Why Fat Transfer Breast Augmentations Will Never Take the Place of Implants

To compensate as much as possible for this estimated but unpredictable amount of volume loss, Dr. Nazarian will over-inject by around 20 percent. But the good news? The fat that takes is permanent, as long as a relatively consistent weight is maintained.

Fat transfer usually performed in tandem with another breast procedure.

Fat transfer to the breast is a procedure that Los Angeles-based plastic surgeon Kelly Killeen, M.D., performs “in a pretty big majority” of her breast-surgery patients, albeit for many different reasons. That said, it’s “a very rare patient who is a good candidate for a breast augmentation by fat grafting alone.”

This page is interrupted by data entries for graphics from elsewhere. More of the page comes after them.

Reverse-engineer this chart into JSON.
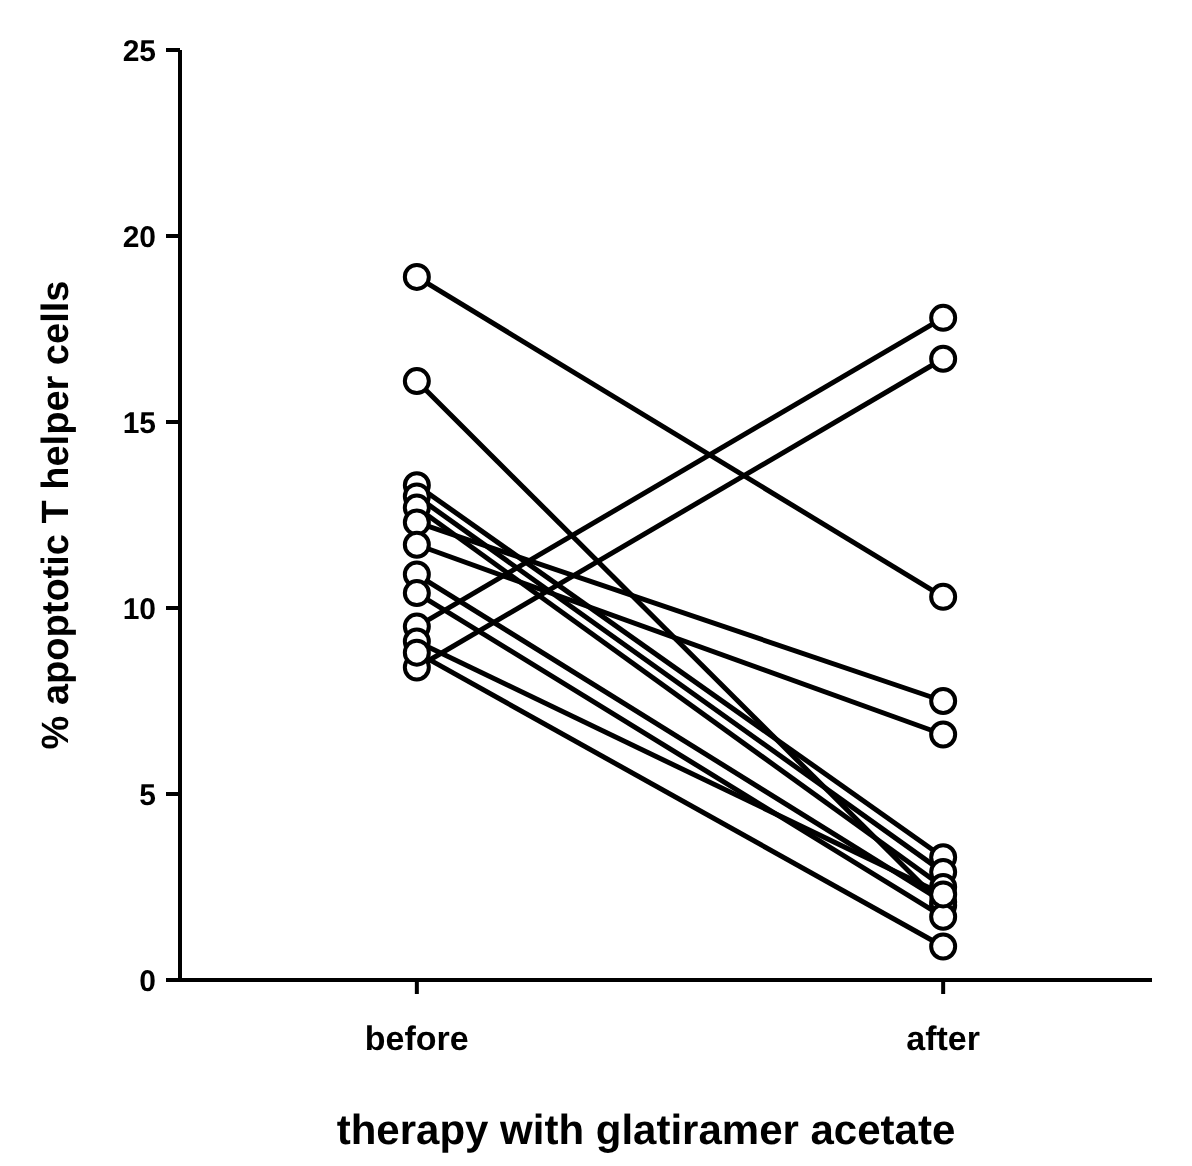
{
  "chart_data": {
    "type": "line",
    "xlabel": "therapy with glatiramer acetate",
    "ylabel": "% apoptotic T helper cells",
    "categories": [
      "before",
      "after"
    ],
    "ylim": [
      0,
      25
    ],
    "yticks": [
      0,
      5,
      10,
      15,
      20,
      25
    ],
    "grid": false,
    "marker": "circle",
    "line_style": "solid",
    "series": [
      {
        "color": "#000000",
        "values": [
          18.9,
          10.3
        ]
      },
      {
        "color": "#000000",
        "values": [
          16.1,
          2.0
        ]
      },
      {
        "color": "#000000",
        "values": [
          13.3,
          3.3
        ]
      },
      {
        "color": "#000000",
        "values": [
          13.0,
          2.9
        ]
      },
      {
        "color": "#000000",
        "values": [
          12.7,
          2.5
        ]
      },
      {
        "color": "#000000",
        "values": [
          12.3,
          7.5
        ]
      },
      {
        "color": "#000000",
        "values": [
          11.7,
          6.6
        ]
      },
      {
        "color": "#000000",
        "values": [
          10.9,
          2.1
        ]
      },
      {
        "color": "#000000",
        "values": [
          10.4,
          1.7
        ]
      },
      {
        "color": "#000000",
        "values": [
          9.5,
          17.8
        ]
      },
      {
        "color": "#000000",
        "values": [
          9.1,
          2.3
        ]
      },
      {
        "color": "#000000",
        "values": [
          8.4,
          16.7
        ]
      },
      {
        "color": "#000000",
        "values": [
          8.8,
          0.9
        ]
      }
    ]
  }
}
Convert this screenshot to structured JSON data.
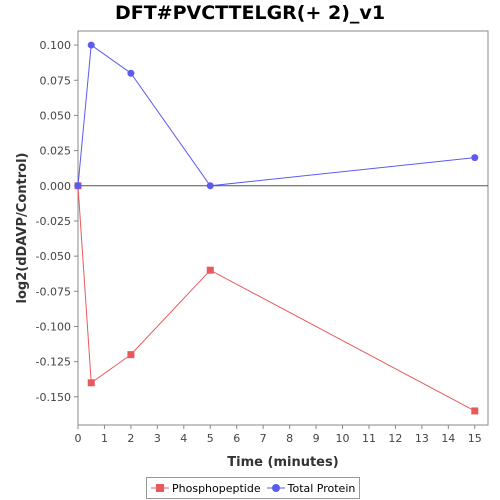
{
  "chart_data": {
    "type": "line",
    "title": "DFT#PVCTTELGR(+ 2)_v1",
    "xlabel": "Time (minutes)",
    "ylabel": "log2(dDAVP/Control)",
    "xlim": [
      0,
      15.5
    ],
    "ylim": [
      -0.17,
      0.11
    ],
    "x_ticks": [
      0,
      1,
      2,
      3,
      4,
      5,
      6,
      7,
      8,
      9,
      10,
      11,
      12,
      13,
      14,
      15
    ],
    "x_tick_labels": [
      "0",
      "1",
      "2",
      "3",
      "4",
      "5",
      "6",
      "7",
      "8",
      "9",
      "10",
      "11",
      "12",
      "13",
      "14",
      "15"
    ],
    "y_ticks": [
      0.1,
      0.075,
      0.05,
      0.025,
      0.0,
      -0.025,
      -0.05,
      -0.075,
      -0.1,
      -0.125,
      -0.15
    ],
    "y_tick_labels": [
      "0.100",
      "0.075",
      "0.050",
      "0.025",
      "0.000",
      "-0.025",
      "-0.050",
      "-0.075",
      "-0.100",
      "-0.125",
      "-0.150"
    ],
    "zero_line": true,
    "grid": false,
    "legend_position": "bottom",
    "series": [
      {
        "name": "Phosphopeptide",
        "color": "#e8595c",
        "marker": "square",
        "x": [
          0,
          0.5,
          2,
          5,
          15
        ],
        "y": [
          0.0,
          -0.14,
          -0.12,
          -0.06,
          -0.16
        ]
      },
      {
        "name": "Total Protein",
        "color": "#5b5bef",
        "marker": "circle",
        "x": [
          0,
          0.5,
          2,
          5,
          15
        ],
        "y": [
          0.0,
          0.1,
          0.08,
          0.0,
          0.02
        ]
      }
    ]
  }
}
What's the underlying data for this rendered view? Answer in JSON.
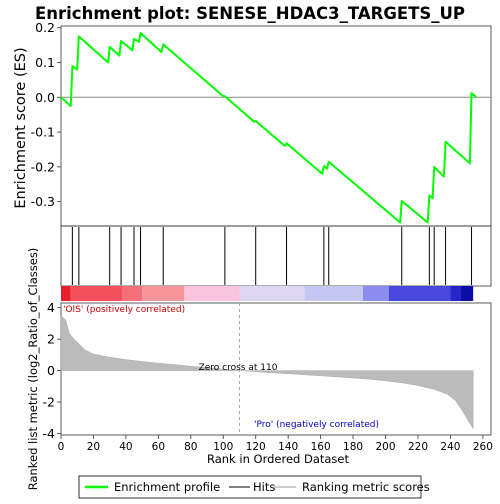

Instead, Dr. Killeen injects fat to add small, subtle amounts of volume in the breast to “camouflage some minor contour issues and even hide edges of implants that may have become visible after breast cancer, surgery, or in women who are just very thin and their implant is quite visible.”

Injections to the breast are often placed in “the upper part and middle part,” according to Dr. Nazarian, or just underneath the areola. “Those are the typical areas because usually the fat of the breast tissue kind of settles to the bottom,” she says.

In Dr. Subbio’s practice, fat injections to the breast are often performed in conjunction with a breast lift, reduction, or a breast augmentation with implants.

A fat-transfer breast isn’t going to look like a breast with implants.

A big limitation with fat transfer to the breast, Dr. Subbio says, is that most women have a certain look in their mind. “They’ve become accustomed to what a traditional implant-based augmentation looks like — a round, physical, 3D structure,” he explains, adding that a physical implant shapes the breast to its form in a way that fat simply can’t. Dr. Stubbio continues: “It is not going to anywhere near as powerfully reshape the breast in the way that an implant can, and if a patient desires that look, she’s going to be sorely, sorely disappointed.”

Ideal candidates for fat-transfer augmentation have conservative goals.

Dr. Nazarian’s fat-transfer patients typically love and want to keep their smaller breasts, but “they’ve lost some volume at the top or definition of their cleavage,” she says, adding that they don’t want an implant look. “They’re looking for just a little boost — a little more lifted look, a little bit more volume in the cleavage area.”